Emmanuel Garcion, Nelly Wion-Barbot, Claudia N. Montero-Menei, François Berger and Didier Wion


Accumulating data have provided evidence that 1α,25 dihydroxyvitamin D3 [1,25-(OH)2D3] is involved in brain function. Thus, the nuclear receptor for 1,25-(OH)2D3 has been localized in neurons and glial cells. Genes encoding the enzymes involved in the metabolism of this hormone are also expressed in brain cells. The reported biological effects of 1,25-(OH)2D3 in the nervous system include the biosynthesis of neurotrophic factors and at least one enzyme involved in neurotransmitter synthesis. 1,25-(OH)2D3 can also inhibit the synthesis of inducible nitric oxide synthase and increase glutathione levels, suggesting a role for the hormone in brain detoxification pathways.

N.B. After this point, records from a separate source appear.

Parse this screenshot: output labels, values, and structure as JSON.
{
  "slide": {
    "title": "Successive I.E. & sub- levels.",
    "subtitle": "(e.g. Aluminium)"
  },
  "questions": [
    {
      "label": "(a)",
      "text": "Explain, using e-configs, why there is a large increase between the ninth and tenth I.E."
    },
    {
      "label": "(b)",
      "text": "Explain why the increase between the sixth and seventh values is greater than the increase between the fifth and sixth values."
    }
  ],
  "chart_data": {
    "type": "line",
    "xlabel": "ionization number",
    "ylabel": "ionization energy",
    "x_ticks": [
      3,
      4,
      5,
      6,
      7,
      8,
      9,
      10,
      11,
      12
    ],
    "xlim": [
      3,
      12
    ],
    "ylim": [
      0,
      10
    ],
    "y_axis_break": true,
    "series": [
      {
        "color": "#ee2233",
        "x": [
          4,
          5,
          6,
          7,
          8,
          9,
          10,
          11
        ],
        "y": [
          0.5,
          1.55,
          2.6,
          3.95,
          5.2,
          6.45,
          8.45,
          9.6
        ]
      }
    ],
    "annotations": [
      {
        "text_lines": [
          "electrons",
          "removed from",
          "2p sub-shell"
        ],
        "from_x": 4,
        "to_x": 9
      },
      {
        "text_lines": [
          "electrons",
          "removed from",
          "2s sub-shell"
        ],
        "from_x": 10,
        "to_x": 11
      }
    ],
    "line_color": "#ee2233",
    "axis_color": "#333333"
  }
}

Neuroprotective and immunomodulatory effects of this hormone have been described in several experimental models, indicating the potential value of 1,25-(OH)2D3 pharmacological analogs in neurodegenerative and neuroimmune diseases. In addition, 1,25-(OH)2D3 induces glioma cell death, making the hormone of potential interest in the management of brain tumors. These results reveal previously unsuspected roles for 1,25-(OH)2D3 in brain function and suggest possible areas of future research.